Camden School Board Settles Lawsuit over Punishment for $500,000

Kevin C. Shelly, Courier Post, August 13, 2012

The school board has agreed to pay $500,000 to settle a lawsuit brought by seven Hispanic students, who were made to eat lunch on the floor as punishment for spilling a jug of water.

The February 2008 incident at Charles Sumner Elementary School in Liberty Park had stirred claims of bias and underscored tensions between the city’s black and Hispanic communities.

Without admitting any guilt, the Camden Board of Education recently approved the settlement with the former fifth-grade students. {snip}

Under the settlement, the students will split $280,000, which works out to $31,428 each. Their attorney, Alan H. Schorr of Cherry Hill, will get $220,000.

The board had previously settled with the students’ teacher, Jose Rivera, who was fired after reporting the incident to the board of education.

Rivera, who holds a teaching job in another district, was awarded $75,000, with $50,000 of that payment going to Schorr.

The administrator who imposed the punishment, Theresa Brown, was reassigned to another school. Brown, now a vice principal at Camden High School, could not be reached for comment.

{snip}

According to the suit, the punishment occurred after a student in Rivera’s bilingual class — overseen that day by a substitute teacher — tried to change a jug of water in a water cooler and caused a spill.

Brown then allegedly punished the class of about 15 Puerto Rican students by making them eat on the cafeteria floor, while other classes were seated at tables. Some students in Rivera’s class were absent on the day of the spill, but they also were subject to the continuing punishment, the lawsuit says.
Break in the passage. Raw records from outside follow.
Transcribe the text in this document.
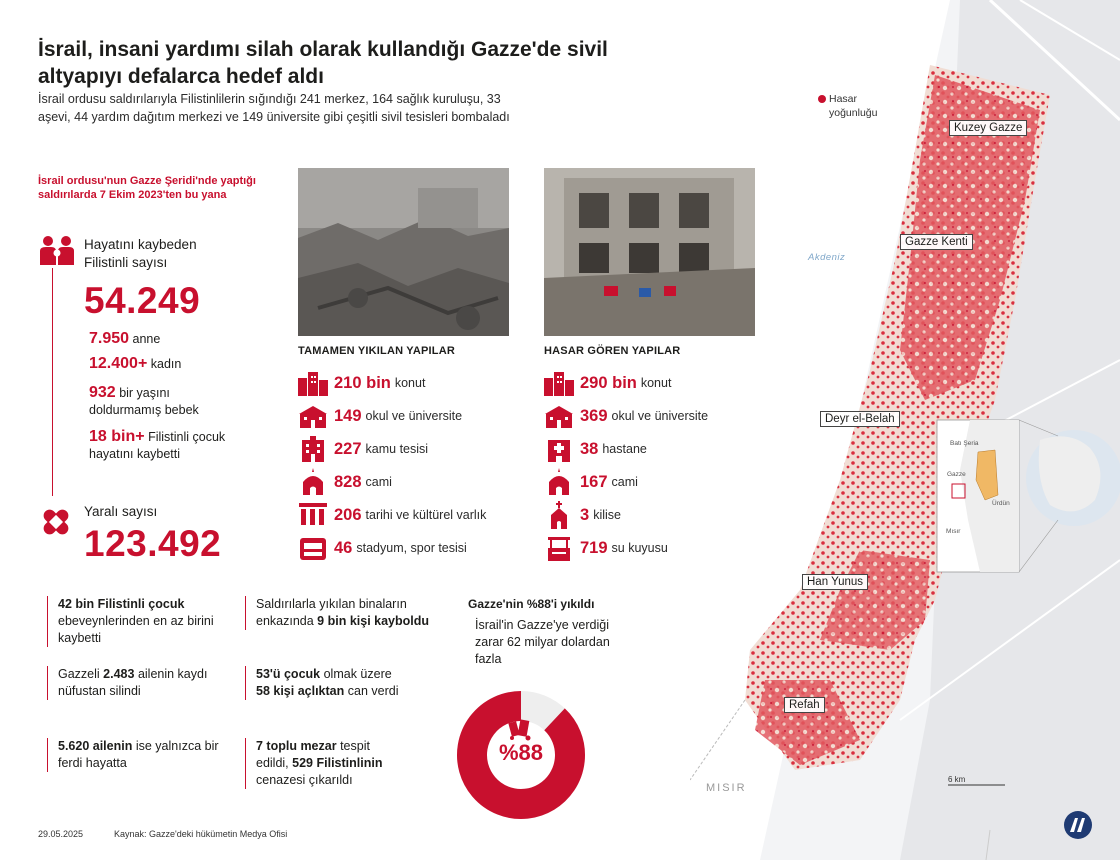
Hasar yoğunluğu
Akdeniz
MISIR
6 km
Kuzey Gazze
Gazze Kenti
Deyr el-Belah
Han Yunus
Refah
Batı Şeria
Gazze
Ürdün
Mısır
İsrail, insani yardımı silah olarak kullandığı Gazze'de sivil altyapıyı defalarca hedef aldı
İsrail ordusu saldırılarıyla Filistinlilerin sığındığı 241 merkez, 164 sağlık kuruluşu, 33 aşevi, 44 yardım dağıtım merkezi ve 149 üniversite gibi çeşitli sivil tesisleri bombaladı
İsrail ordusu'nun Gazze Şeridi'nde yaptığı saldırılarda 7 Ekim 2023'ten bu yana
Hayatını kaybeden Filistinli sayısı
54.249
7.950 anne
12.400+ kadın
932 bir yaşını doldurmamış bebek
18 bin+ Filistinli çocuk hayatını kaybetti
Yaralı sayısı
123.492
TAMAMEN YIKILAN YAPILAR
210 bin konut
149 okul ve üniversite
227 kamu tesisi
828 cami
206 tarihi ve kültürel varlık
46 stadyum, spor tesisi
HASAR GÖREN YAPILAR
290 bin konut
369 okul ve üniversite
38 hastane
167 cami
3 kilise
719 su kuyusu
42 bin Filistinli çocuk ebeveynlerinden en az birini kaybetti
Gazzeli 2.483 ailenin kaydı nüfustan silindi
5.620 ailenin ise yalnızca bir ferdi hayatta
Saldırılarla yıkılan binaların enkazında 9 bin kişi kayboldu
53'ü çocuk olmak üzere 58 kişi açlıktan can verdi
7 toplu mezar tespit edildi, 529 Filistinlinin cenazesi çıkarıldı
Gazze'nin %88'i yıkıldı
İsrail'in Gazze'ye verdiği zarar 62 milyar dolardan fazla
%88
29.05.2025	Kaynak: Gazze'deki hükümetin Medya Ofisi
Brown also threatened the students with additional punishment if they told anyone about the punishment, the lawsuit said.

{snip}

Concerned that he would face retaliation if he went to the school’s administration, Rivera coached his class to tell their parents to contact school board members.

The students followed through — but Rivera’s plan backfired.

He was suspended by the board for failing to notify the principal, and was fired in March 2008 for “conduct unbecoming a board employee.”

{snip}

A review by the state Department of Education concluded Brown had forced students to eat on the floor as punishment for five consecutive days, but it said that was not a racist act.

{snip}

The school board, led by then-President Sara Davis, who remains on the board, initially brushed off the incident as “isolated.”

But the board, like the city, split along racial lines.

Both of the Hispanic school board members serving at the time of the incident, Luis Lopez, who is now a city council member, and Amalia Adame, voted against transferring Brown rather than firing her.

Lopez and Councilman Frank Moran, who is now the president of council, attended rallies to protest the board’s handling of the incident. Lopez called Brown’s transfer — rather than firing — “a slap in the face to the Hispanic community.”